Monday, February 21, 2011

Chapter 39: Getting Started with Collections

In the previous chapter, we talked about the equals(), toString() and hashCode() methods and said that they would be very useful with collections, but we never saw what these collections are. Well, here we are. This chapter and the subsequent ones will dive deep into the world of collections.

So, let’s get started!!!

Collections

The Collections Framework in Java, which took shape with the release of JDK 1.2 and was expanded in 1.4 and again in Java 5, and yet again in Java 6, gives you lists, sets, maps, and queues to satisfy most of your coding needs. They’ve been tried, tested, and tweaked to offer the best performance. Pick the best one for your job and you’ll get—at the least—reasonable performance. And when you need something a little more custom, the Collections Framework in the java.util package is loaded with interfaces and utilities.

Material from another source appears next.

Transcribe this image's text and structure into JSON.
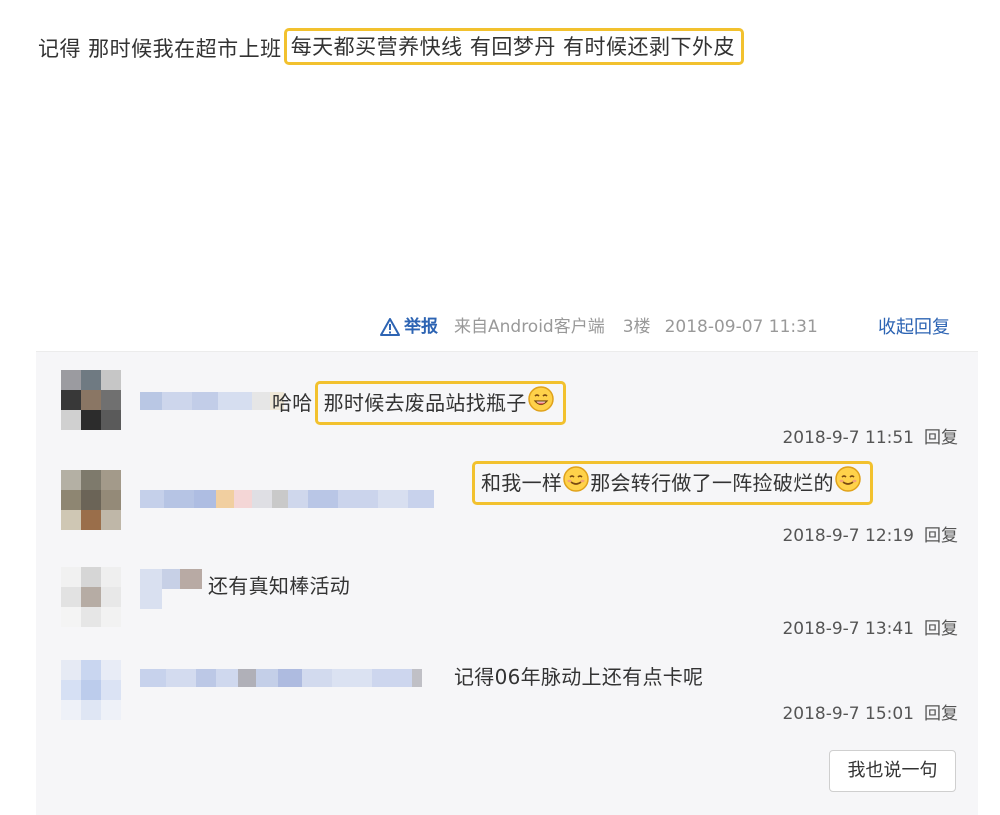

What Do You Do with a Collection?

There are a few basic operations you’ll normally use with collections:
• Add objects to the collection.
• Remove objects from the collection.
• Find out if an object is in the collection.
• Retrieve an object from the collection
• Iterate through the collection, looking at each object one by one.

Now that we know what we can do with a collection, let’s look at more details about them.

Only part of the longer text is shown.